Prediction 9: By 2020, 25% of manufacturers in select subsectors will have balanced production with demand cadence and achieved greater customization through intelligent and flexible assets.

Manufacturers are now ready to launch digitally executed processes, thanks to the advancement in tools and machine technology. We see today the market availability of assets that are intelligent (i.e., able to take AI-powered decisions) and flexible (i.e., that can perform variable tasks without the need of human intervention, such as intelligent co-robots, 3D printers, and machines with retooling capabilities).

Different sectors will probably leverage technologies in different ways. In the fashion industry, we see already the availability of ready-made personalized clothing. Asset-intensive industries will probably able to reap the economic benefits of adapting production to demand requests and energy prices. In the engineering-oriented sectors, companies will establish autonomous end-to-end processes to deliver individualized and custom-based components and products. In the pharma industry, opportunities are around the delivery of mass-produced individualized drugs and treatment.

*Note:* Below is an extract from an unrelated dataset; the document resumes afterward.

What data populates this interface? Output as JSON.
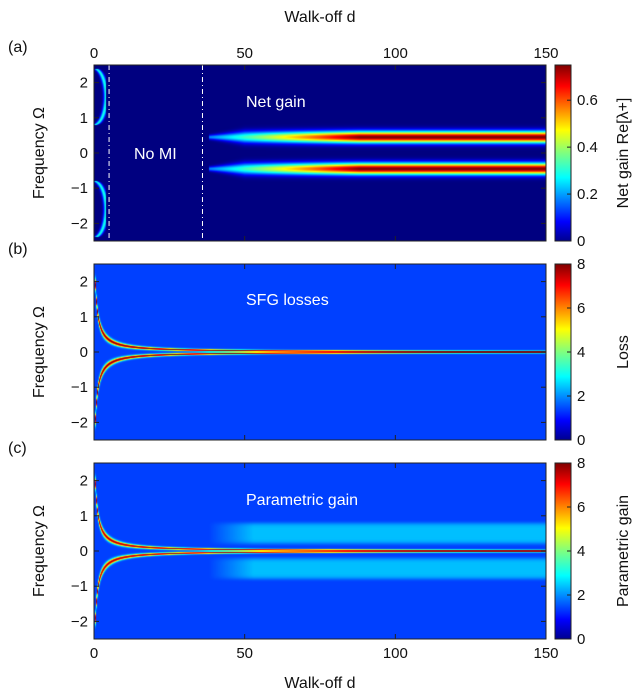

Prediction 10: By 2019, 15% of manufacturers that manage data-intensive production and supply chain processes will be leveraging cloud-based execution models that depend on edge analytics to enable real-time visibility and augment operational flexibility.

Factory execution processes have not yet been much impacted by cloud as much as other business domains, such as the supply chain. However, this is changing. The widespread availability of a reliable cloud infrastructure is making cloud a tool in the hand of process leaders. The opportunity of converting raw data from the machine level into enterprise-grade information can transform and elevate the role of shop floors in manufacturing organizations and make them central in the fulfillment process. To fulfill this promise, companies need to aggregate data from multiple sources and provide the right information, at the right time.